Il sistema radar Chigee SR-1 consente il rilevamento degli angoli ciechi su quasi tutte le moto

Scritto da Daniele Bianchi

Il nuovo sistema radar Chigee SR-1 aggiunge il monitoraggio degli angoli ciechi, l’assistenza al cambio di corsia e gli avvisi di collisione posteriore alle motociclette che hanno lasciato la fabbrica senza la tecnologia.

Piaccia o no, negli ultimi anni la tecnologia radar è diventata uno dei più grandi campi di battaglia per la sicurezza nel motociclismo, ma fino ad ora è stata in gran parte riservata alle costose moto da avventura e alle tourer di lusso. Chigee sta cercando di cambiare la situazione con il lancio del suo nuovo sistema radar a onde millimetriche SR-1.

Progettato per adattarsi a un’ampia gamma di motociclette, l’SR-1 porta molte delle funzioni di assistenza alla guida presenti sulle moto premium a moto che altrimenti non avrebbero mai accesso alla tecnologia. Hai voglia di tecnologia radar sul tuo CG125 o SV650? Questo sistema potrebbe renderlo realtà.

Il cuore del sistema è un sensore radar di tipo automobilistico da 77 GHz che monitora costantemente il traffico dietro e accanto alla moto. Invece di adattare un sistema automobilistico esistente, Chigee afferma che l’SR-1 è stato sviluppato appositamente per l’uso motociclistico, consentendogli di tenere conto meglio del modo in cui le biciclette si muovono e interagiscono con il traffico.

L’SR-1 gestisce quattro funzioni di assistenza al pilota contemporaneamente, tra cui il rilevamento degli angoli ciechi, che avvisa dei veicoli nascosti accanto alla bici, l’assistenza al cambio di corsia, che monitora il traffico adiacente prima che avvengano le manovre, l’allarme di sorpasso attivo, che tiene traccia delle situazioni di sorpasso potenzialmente rischiose, e l’avviso di collisione posteriore, che tiene d’occhio i veicoli che si avvicinano rapidamente da dietro.

Il radar utilizza una configurazione di antenna 2Tx/4Rx per scansionare un’area di 110 gradi dietro la moto, con un raggio di rilevamento dichiarato fino a 70 metri. Chigee afferma che il sistema a 77GHz offre una precisione millimetrica nella misurazione della distanza e della velocità relativa, pur rimanendo efficace in caso di pioggia, nebbia, polvere e oscurità completa.

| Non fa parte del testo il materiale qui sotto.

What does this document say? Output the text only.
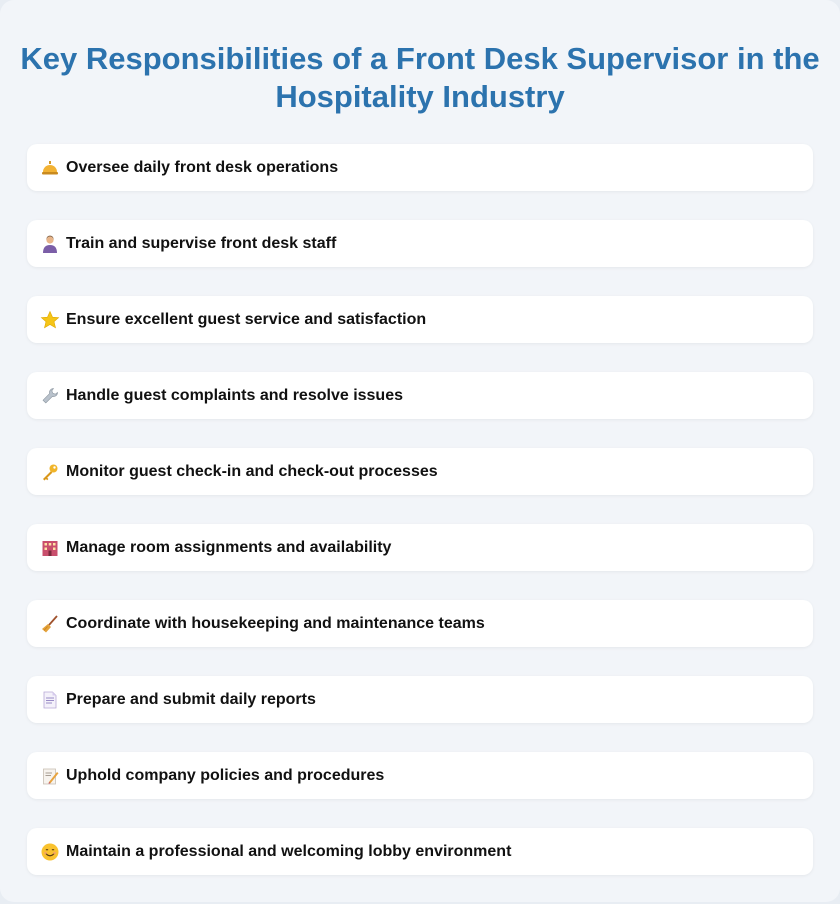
Key Responsibilities of a Front Desk Supervisor in the Hospitality Industry
Oversee daily front desk operations
Train and supervise front desk staff
Ensure excellent guest service and satisfaction
Handle guest complaints and resolve issues
Monitor guest check-in and check-out processes
Manage room assignments and availability
Coordinate with housekeeping and maintenance teams
Prepare and submit daily reports
Uphold company policies and procedures
Maintain a professional and welcoming lobby environment
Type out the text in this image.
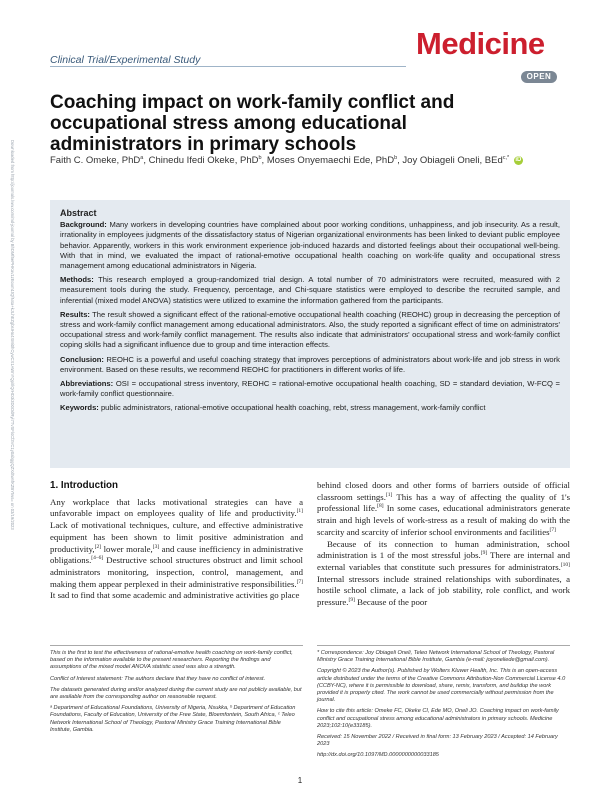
Downloaded from http://journals.lww.com/md-journal by BhDMf5ePHKav1zEoum1tQfN4a+kJLhEZgbsIHo4XMi0hCywCX1AWnYQp/IlQrHD3i3D0OdRyi7TvSFl4Cf3VC1y0abggQZXdtwnfKZBYtws= on 03/19/2023
Clinical Trial/Experimental Study	Medicine
OPEN
Coaching impact on work-family conflict and occupational stress among educational administrators in primary schools
Faith C. Omeke, PhD$^a$, Chinedu Ifedi Okeke, PhD$^b$, Moses Onyemaechi Ede, PhD$^b$, Joy Obiageli Oneli, BEd$^{c,*}$ iD
Abstract

Background: Many workers in developing countries have complained about poor working conditions, unhappiness, and job insecurity. As a result, irrationality in employees judgments of the dissatisfactory status of Nigerian organizational environments has been linked to deviant public employee behavior. Apparently, workers in this work environment experience job-induced hazards and distorted feelings about their occupational well-being. With that in mind, we evaluated the impact of rational-emotive occupational health coaching on work-life quality and occupational stress management among educational administrators in Nigeria.

Methods: This research employed a group-randomized trial design. A total number of 70 administrators were recruited, measured with 2 measurement tools during the study. Frequency, percentage, and Chi-square statistics were employed to describe the recruited sample, and inferential (mixed model ANOVA) statistics were utilized to examine the information gathered from the participants.

Results: The result showed a significant effect of the rational-emotive occupational health coaching (REOHC) group in decreasing the perception of stress and work-family conflict management among educational administrators. Also, the study reported a significant effect of time on administrators' occupational stress and work-family conflict management. The results also indicate that administrators' occupational stress and work-family conflict coping skills had a significant influence due to group and time interaction effects.

Conclusion: REOHC is a powerful and useful coaching strategy that improves perceptions of administrators about work-life and job stress in work environment. Based on these results, we recommend REOHC for practitioners in different works of life.

Abbreviations: OSI = occupational stress inventory, REOHC = rational-emotive occupational health coaching, SD = standard deviation, W-FCQ = work-family conflict questionnaire.

Keywords: public administrators, rational-emotive occupational health coaching, rebt, stress management, work-family conflict

1. Introduction

Any workplace that lacks motivational strategies can have a unfavorable impact on employees quality of life and productivity.[1] Lack of motivational techniques, culture, and effective administrative equipment has been shown to limit positive administration and productivity,[2] lower morale,[3] and cause inefficiency in administrative obligations.[4–6] Destructive school structures obstruct and limit school administrators monitoring, inspection, control, management, and making them appear perplexed in their administrative responsibilities.[7] It sad to find that some academic and administrative activities go place

behind closed doors and other forms of barriers outside of official classroom settings.[1] This has a way of affecting the quality of 1's professional life.[8] In some cases, educational administrators generate strain and high levels of work-stress as a result of making do with the scarcity and scarcity of inferior school environments and facilities[7]

Because of its connection to human administration, school administration is 1 of the most stressful jobs.[9] There are internal and external variables that constitute such pressures for administrators.[10] Internal stressors include strained relationships with subordinates, a hostile school climate, a lack of job stability, role conflict, and work pressure.[9] Because of the poor

This is the first to test the effectiveness of rational-emotive health coaching on work-family conflict, based on the information available to the present researchers. Reporting the findings and assumptions of the mixed model ANOVA statistic used was also a strength.

Conflict of Interest statement: The authors declare that they have no conflict of interest.

The datasets generated during and/or analyzed during the current study are not publicly available, but are available from the corresponding author on reasonable request.

ᵃ Department of Educational Foundations, University of Nigeria, Nsukka, ᵇ Department of Education Foundations, Faculty of Education, University of the Free State, Bloemfontein, South Africa, ᶜ Teleo Network International School of Theology, Pastoral Ministry Grace Training International Bible Institute, Gambia.

* Correspondence: Joy Obiageli Oneli, Teleo Network International School of Theology, Pastoral Ministry Grace Training International Bible Institute, Gambia (e-mail: joyoneliede@gmail.com).

Copyright © 2023 the Author(s). Published by Wolters Kluwer Health, Inc. This is an open-access article distributed under the terms of the Creative Commons Attribution-Non Commercial License 4.0 (CCBY-NC), where it is permissible to download, share, remix, transform, and buildup the work provided it is properly cited. The work cannot be used commercially without permission from the journal.

How to cite this article: Omeke FC, Okeke CI, Ede MO, Oneli JO. Coaching impact on work-family conflict and occupational stress among educational administrators in primary schools. Medicine 2023;102:10(e33185).

Received: 15 November 2022 / Received in final form: 13 February 2023 / Accepted: 14 February 2023

http://dx.doi.org/10.1097/MD.0000000000033185

1
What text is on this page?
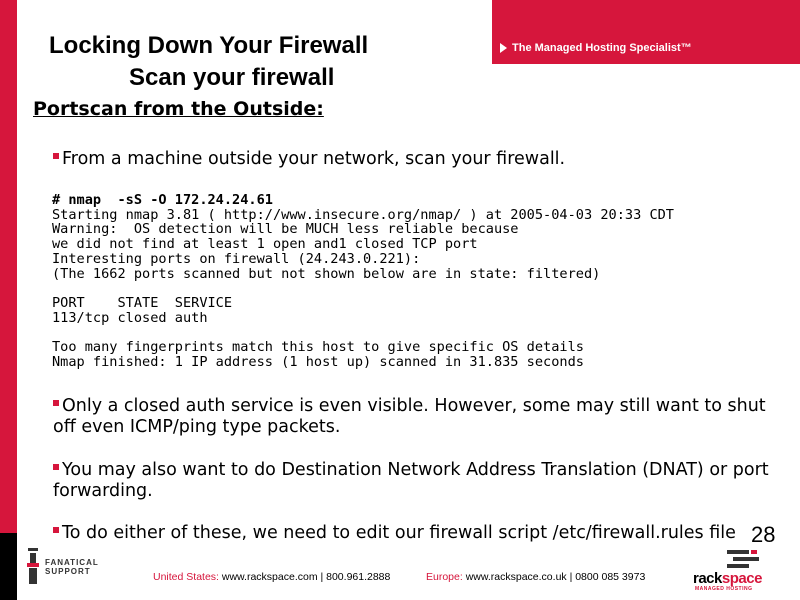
The Managed Hosting Specialist™
Locking Down Your Firewall
Scan your firewall
Portscan from the Outside:
From a machine outside your network, scan your firewall.
# nmap  -sS -O 172.24.24.61
Starting nmap 3.81 ( http://www.insecure.org/nmap/ ) at 2005-04-03 20:33 CDT
Warning:  OS detection will be MUCH less reliable because
we did not find at least 1 open and1 closed TCP port
Interesting ports on firewall (24.243.0.221):
(The 1662 ports scanned but not shown below are in state: filtered)

PORT    STATE  SERVICE
113/tcp closed auth

Too many fingerprints match this host to give specific OS details
Nmap finished: 1 IP address (1 host up) scanned in 31.835 seconds
Only a closed auth service is even visible. However, some may still want to shut off even ICMP/ping type packets.
You may also want to do Destination Network Address Translation (DNAT) or port forwarding.
To do either of these, we need to edit our firewall script /etc/firewall.rules file 28
FANATICAL
SUPPORT	United States: www.rackspace.com | 800.961.2888	Europe: www.rackspace.co.uk | 0800 085 3973	rackspace
MANAGED HOSTING
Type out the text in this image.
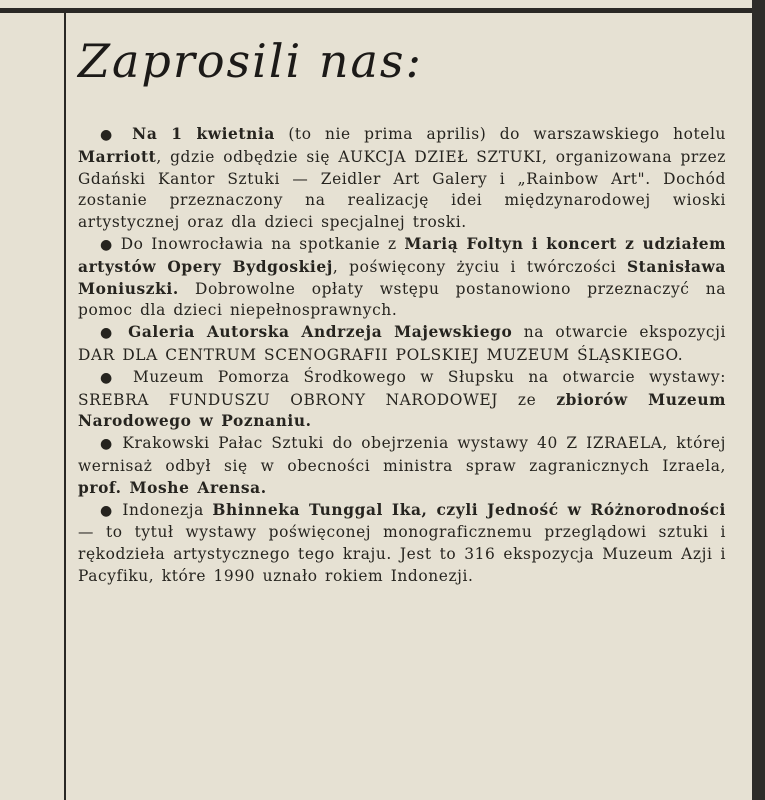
Zaprosili nas:

● Na 1 kwietnia (to nie prima aprilis) do warszawskiego hotelu Marriott, gdzie odbędzie się AUKCJA DZIEŁ SZTUKI, organizowana przez Gdański Kantor Sztuki — Zeidler Art Galery i „Rainbow Art". Dochód zostanie przeznaczony na realizację idei międzynarodowej wioski artystycznej oraz dla dzieci specjalnej troski.

● Do Inowrocławia na spotkanie z Marią Foltyn i koncert z udziałem artystów Opery Bydgoskiej, poświęcony życiu i twórczości Stanisława Moniuszki. Dobrowolne opłaty wstępu postanowiono przeznaczyć na pomoc dla dzieci niepełnosprawnych.

● Galeria Autorska Andrzeja Majewskiego na otwarcie ekspozycji DAR DLA CENTRUM SCENOGRAFII POLSKIEJ MUZEUM ŚLĄSKIEGO.

● Muzeum Pomorza Środkowego w Słupsku na otwarcie wystawy: SREBRA FUNDUSZU OBRONY NARODOWEJ ze zbiorów Muzeum Narodowego w Poznaniu.

● Krakowski Pałac Sztuki do obejrzenia wystawy 40 Z IZRAELA, której wernisaż odbył się w obecności ministra spraw zagranicznych Izraela, prof. Moshe Arensa.

● Indonezja Bhinneka Tunggal Ika, czyli Jedność w Różnorodności — to tytuł wystawy poświęconej monograficznemu przeglądowi sztuki i rękodzieła artystycznego tego kraju. Jest to 316 ekspozycja Muzeum Azji i Pacyfiku, które 1990 uznało rokiem Indonezji.
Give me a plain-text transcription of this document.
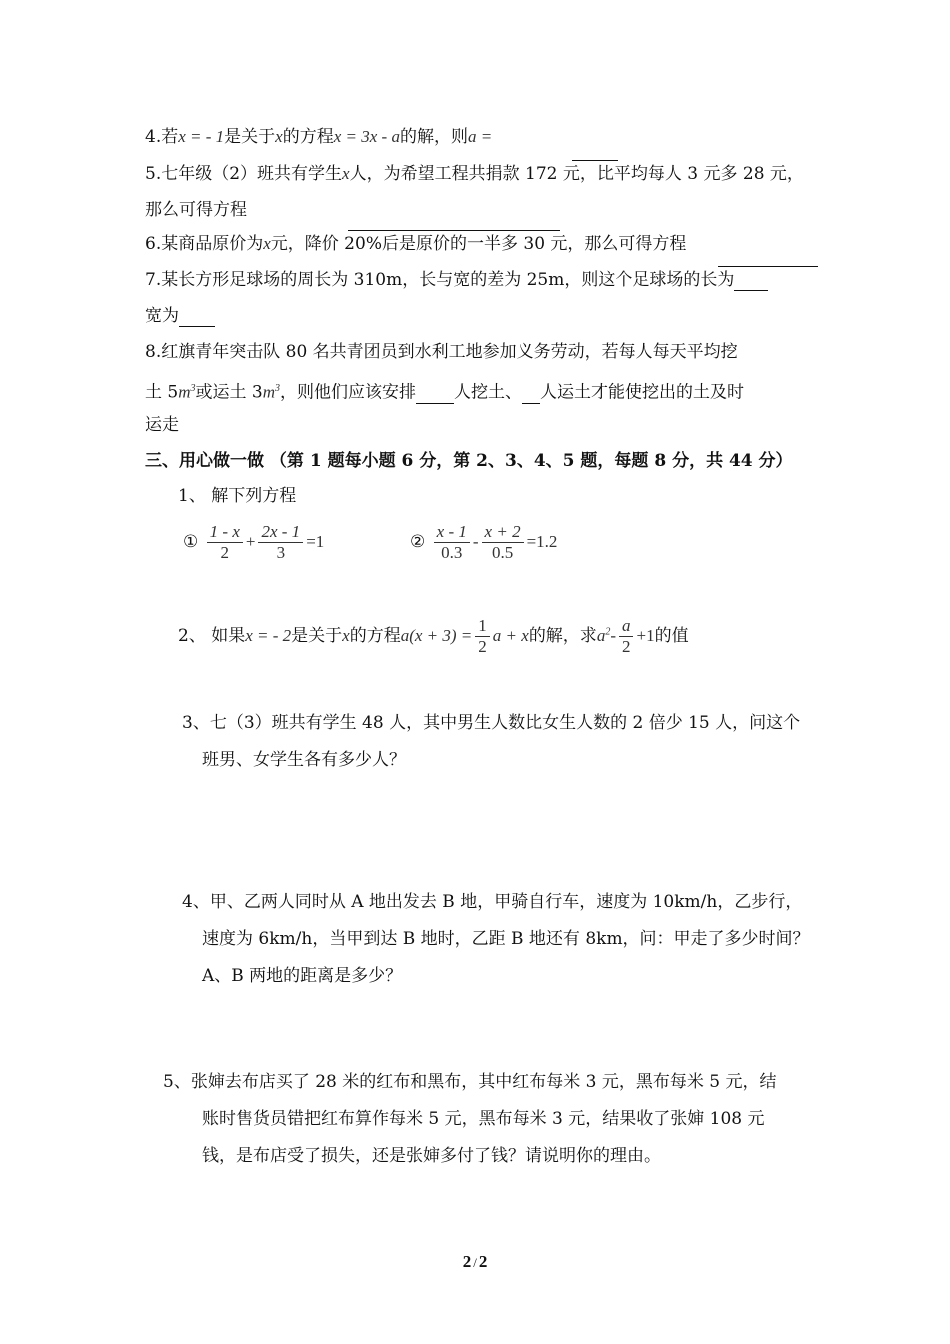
4.若x = - 1是关于x的方程x = 3x - a的解，则a =
5.七年级（2）班共有学生x人，为希望工程共捐款 172 元，比平均每人 3 元多 28 元，
那么可得方程
6.某商品原价为x元，降价 20%后是原价的一半多 30 元，那么可得方程
7.某长方形足球场的周长为 310m，长与宽的差为 25m，则这个足球场的长为
宽为
8.红旗青年突击队 80 名共青团员到水利工地参加义务劳动，若每人每天平均挖
土 $5m^3$或运土 $3m^3$，则他们应该安排 人挖土、 人运土才能使挖出的土及时
运走
三、用心做一做 （第 1 题每小题 6 分，第 2、3、4、5 题，每题 8 分，共 44 分）
1、 解下列方程
① $\frac{1 - x}{2} + \frac{2x - 1}{3} =1$	② $\frac{x - 1}{0.3} - \frac{x + 2}{0.5} =1.2$
2、 如果x = - 2是关于x的方程$a(x + 3) = \frac{1}{2}$ a + x的解，求$a^2- \frac{a}{2} +1$的值
3、七（3）班共有学生 48 人，其中男生人数比女生人数的 2 倍少 15 人，问这个
班男、女学生各有多少人？
4、甲、乙两人同时从 A 地出发去 B 地，甲骑自行车，速度为 10km/h，乙步行，
速度为 6km/h，当甲到达 B 地时，乙距 B 地还有 8km，问：甲走了多少时间？
A、B 两地的距离是多少？
5、张婶去布店买了 28 米的红布和黑布，其中红布每米 3 元，黑布每米 5 元，结
账时售货员错把红布算作每米 5 元，黑布每米 3 元，结果收了张婶 108 元
钱，是布店受了损失，还是张婶多付了钱？请说明你的理由。
2 / 2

Forse la caratteristica più interessante è che il sistema non si limita ad avvisare il ciclista del pericolo, ma avverte anche del veicolo in avvicinamento, allertando sia il conducente che segue sia il pilota che ha il controllo della moto.

Si sostiene che l’installazione sia relativamente semplice, con il modulo radar montato nella parte posteriore della motocicletta e gli indicatori di allarme montati vicino agli specchietti. Il sistema può funzionare in modo indipendente senza richiedere un display, sebbene i ciclisti che utilizzano i display di guida intelligenti AIO-5 o AIO-6 di Chigee possano aggiungere informazioni radar sullo schermo e avvisi acustici. Un kit opzionale di specchi radar CG BSD integra anche gli indicatori di avvertimento direttamente negli specchi per un’installazione più pulita.

Poiché sempre più produttori adottano sistemi di sicurezza assistiti da radar sui loro modelli di punta, prodotti come l’SR-1 potrebbero offrire ai ciclisti di biciclette più vecchie, meno costose o meno tecnologicamente avanzate l’accesso a una tecnologia che in precedenza era riservata a macchine che costavano molto di più.

Il prezzo per gli Stati Uniti è fissato a $ 219, mentre il prezzo nel Regno Unito è da confermare. Puoi scoprire di più sul sistema su sito ufficiale.

Daniele Bianchi
Daniele Bianchi
Daniele Bianchi, nato a Milano nel 1980, è una figura di spicco nel giornalismo automobilistico italiano. Fin dalla giovane età ha nutrito una passione per le moto e le automobili, che lo ha portato a laurearsi in Comunicazione e Giornalismo all'Università di Bologna. Fondatore di Italiano Enduro, Daniele è conosciuto per la sua competenza tecnica e il suo stile narrativo coinvolgente.